O valor não chegou a ser bloqueado porque, antes disso, a Santa Casa se manifestou nos autos comprovando o depósito dos salários dos médicos celetistas referente ao mês de novembro de 2017, tendo em vista um repasse da prefeitura de Campo Grande no valor de R$ 2 milhões e de R$ 994 mil da Unimed a título de atendimento pela rede particular.

Além da regularização da folha salarial, o MPT-MS requereu a execução de R$ 3.660.000,00 referentes às multas pelo descumprimento de acordo judicial formalizado entre a instituição e o hospital no ano passado. O acordo prevê multa diária de R$ 1.500,00 por infração e por trabalhador lesado. Como o pagamento dos 305 profissionais do hospital está atrasado há oito dias, o valor da multa atingiu aquela cifra milionária. O pedido ainda será analisado pelo juiz.

Denúncia

A iniciativa do MPT-MS teve origem em ofício encaminhado pelo Sindicato dos Médicos de Mato Grosso do Sul (Sinmed), relatando que há pagamentos atrasados desde outubro deste ano e que os médicos celetistas não receberam a primeira parcela do 13º salário. Ainda segundo o sindicato, 70% dos atendimentos ambulatoriais e das cirurgias eletivas são realizados por médicos celetistas e os chamados autônomos, bem como 30% dos atendimentos de urgência e emergência.  

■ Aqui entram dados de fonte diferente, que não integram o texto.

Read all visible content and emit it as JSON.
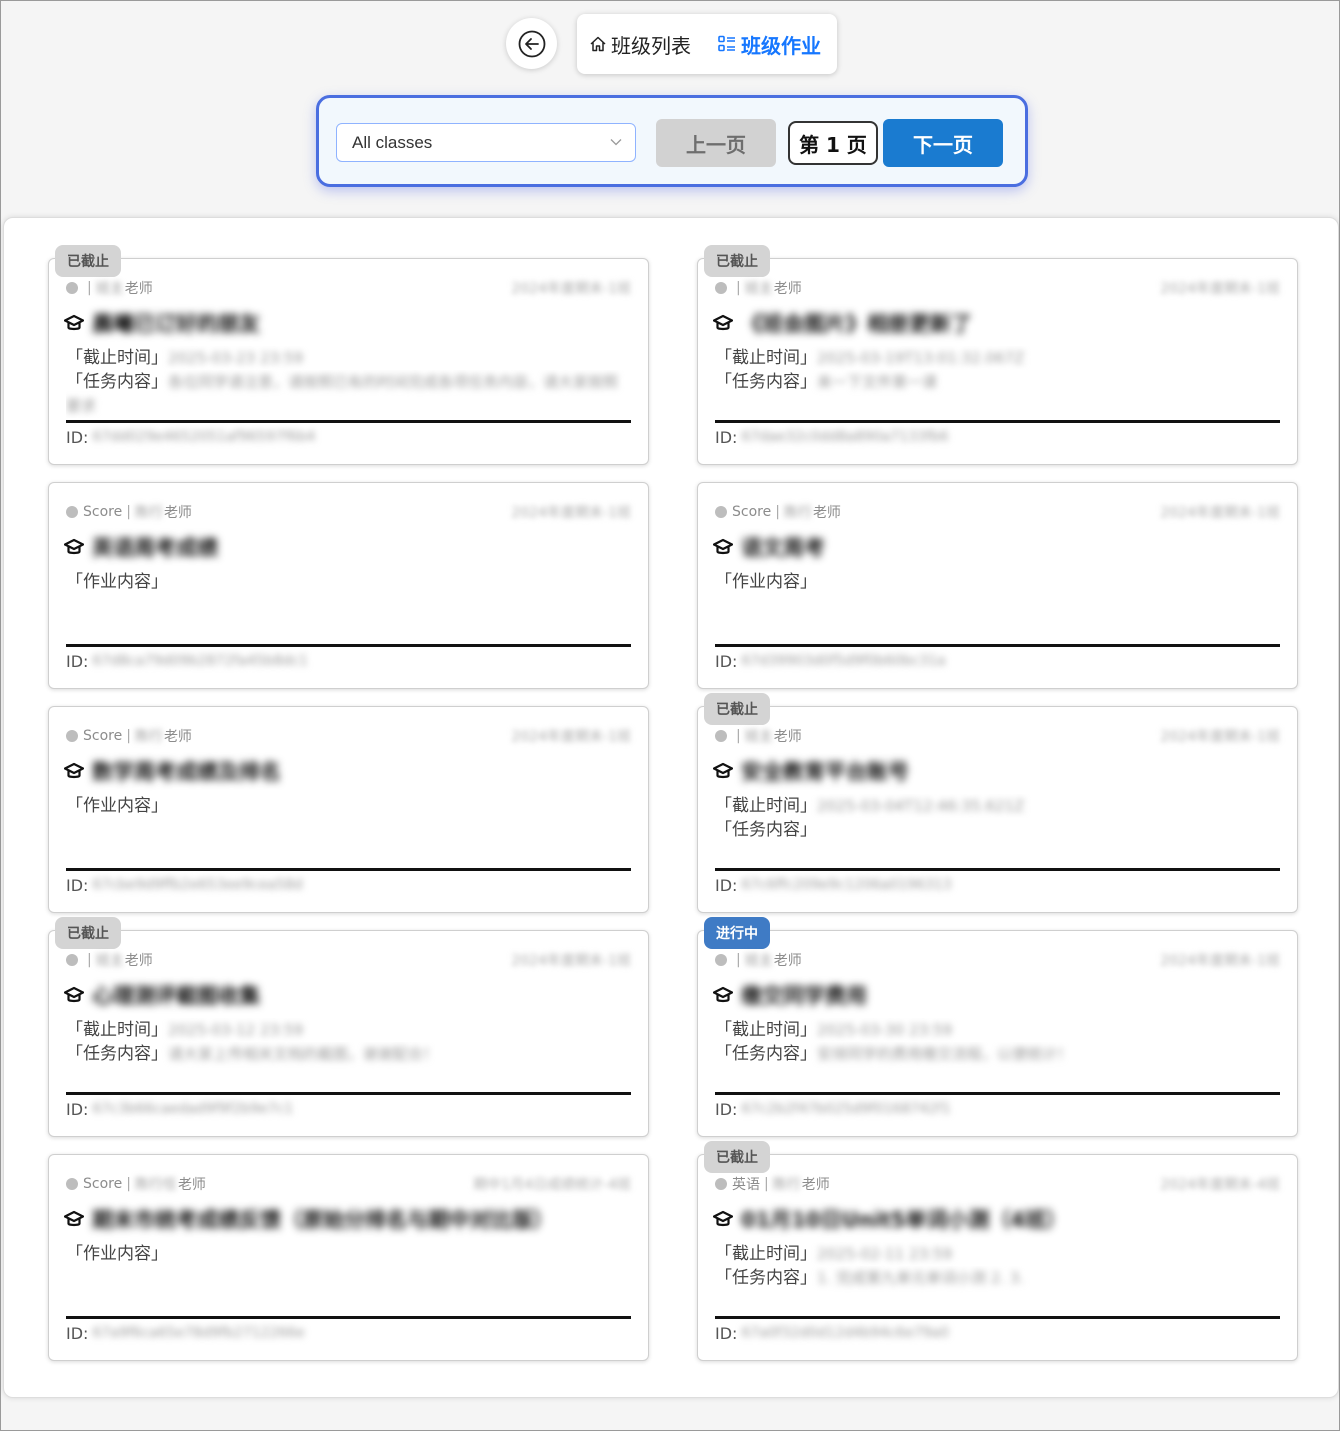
{
  "nav": {
    "tabs": [
      {
        "label": "班级列表",
        "icon": "home-icon"
      },
      {
        "label": "班级作业",
        "icon": "list-icon"
      }
    ]
  },
  "toolbar": {
    "class_select_value": "All classes",
    "prev_label": "上一页",
    "page_label": "第 1 页",
    "next_label": "下一页"
  },
  "labels": {
    "deadline": "「截止时间」",
    "task_content": "「任务内容」",
    "homework_content": "「作业内容」",
    "id_prefix": "ID:",
    "teacher_suffix": "老师",
    "separator": "|"
  },
  "colors": {
    "accent": "#1677ff",
    "next_button": "#1a7bd0",
    "badge_closed": "#d4d4d4",
    "badge_ongoing": "#3f7bc5"
  },
  "cards": [
    {
      "badge": "已截止",
      "badge_type": "closed",
      "subject": "",
      "teacher": "班主",
      "date": "2024年度期末-1班",
      "title": "晨曦已订好的朋友",
      "type": "task",
      "deadline": "2025-03-23 23:59",
      "content": "各位同学请注意，请按照已有的时间完成各项任务内容，请大家按照要求",
      "id": "67dd029e4652051af96597f6b4"
    },
    {
      "badge": "已截止",
      "badge_type": "closed",
      "subject": "",
      "teacher": "班主",
      "date": "2024年度期末-1班",
      "title": "《班会图片》相册更新了",
      "type": "task",
      "deadline": "2025-03-19T13:01:32.067Z",
      "content": "来一下文件第一课",
      "id": "67dae32c0dd8a890a7133fb6"
    },
    {
      "badge": "",
      "badge_type": "",
      "subject": "Score",
      "teacher": "陈行",
      "date": "2024年度期末-1班",
      "title": "英语周考成绩",
      "type": "homework",
      "deadline": "",
      "content": "",
      "id": "67d8ca79d09b2872fa45b8dc1"
    },
    {
      "badge": "",
      "badge_type": "",
      "subject": "Score",
      "teacher": "陈行",
      "date": "2024年度期末-1班",
      "title": "语文周考",
      "type": "homework",
      "deadline": "",
      "content": "",
      "id": "67d39903d0f5d9f0b60bc31a"
    },
    {
      "badge": "",
      "badge_type": "",
      "subject": "Score",
      "teacher": "陈行",
      "date": "2024年度期末-1班",
      "title": "数学周考成绩及排名",
      "type": "homework",
      "deadline": "",
      "content": "",
      "id": "67cbe9d9ffb2e653ee9cea58d"
    },
    {
      "badge": "已截止",
      "badge_type": "closed",
      "subject": "",
      "teacher": "班主",
      "date": "2024年度期末-1班",
      "title": "安全教育平台账号",
      "type": "task",
      "deadline": "2025-03-04T12:46:35.621Z",
      "content": "",
      "id": "67c6ffc209e9c1206a0196313"
    },
    {
      "badge": "已截止",
      "badge_type": "closed",
      "subject": "",
      "teacher": "班主",
      "date": "2024年度期末-1班",
      "title": "心理测评截图收集",
      "type": "task",
      "deadline": "2025-03-12 23:59",
      "content": "请大家上传相关文档的截图，谢谢配合！",
      "id": "67c3b66caedad9f9f2b9e7c1"
    },
    {
      "badge": "进行中",
      "badge_type": "ongoing",
      "subject": "",
      "teacher": "班主",
      "date": "2024年度期末-1班",
      "title": "缴交同学费用",
      "type": "task",
      "deadline": "2025-03-30 23:59",
      "content": "安排同学的费用缴交流程，以便统计！",
      "id": "67c2b2f47b025d9f0168742f1"
    },
    {
      "badge": "",
      "badge_type": "",
      "subject": "Score",
      "teacher": "陈行任",
      "date": "期中1月4日成绩统计-4班",
      "title": "期末市统考成绩反馈（原始分排名与期中对比版）",
      "type": "homework",
      "deadline": "",
      "content": "",
      "id": "67a9f6ca65e78d9fb2712266e"
    },
    {
      "badge": "已截止",
      "badge_type": "closed",
      "subject": "英语",
      "teacher": "陈行",
      "date": "2024年度期末-4班",
      "title": "01月10日Unit5单词小测（4班）",
      "type": "task",
      "deadline": "2025-02-11 23:59",
      "content": "1. 完成第九单元单词小测 2. 3.",
      "id": "67a0f32d0d12d4b94c6e79a0"
    }
  ]
}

Após ciência dos fatos e considerando o potencial danoso sobre a sociedade, o procurador Paulo Douglas Almeida de Moraes e os auditores fiscais do Trabalho Sandro Gois Borges e Priscila de Abreu Carvalho realizaram diligência na Santa Casa, com o objetivo de colher dados para propor o pedido de execução do acordo e para a lavratura de autos de infração.

A inobservância de normas trabalhistas que tratam do pagamento integral do salário até o quinto dia útil do mês subsequente ao vencido e do adiantamento da primeira parcela do 13º salário, entre os meses de fevereiro e novembro, levou os auditores fiscais a aplicarem multa que ultrapassa R$ 1 milhão e contempla mais de 3 mil trabalhadores do hospital que tiveram seus direitos negligenciados.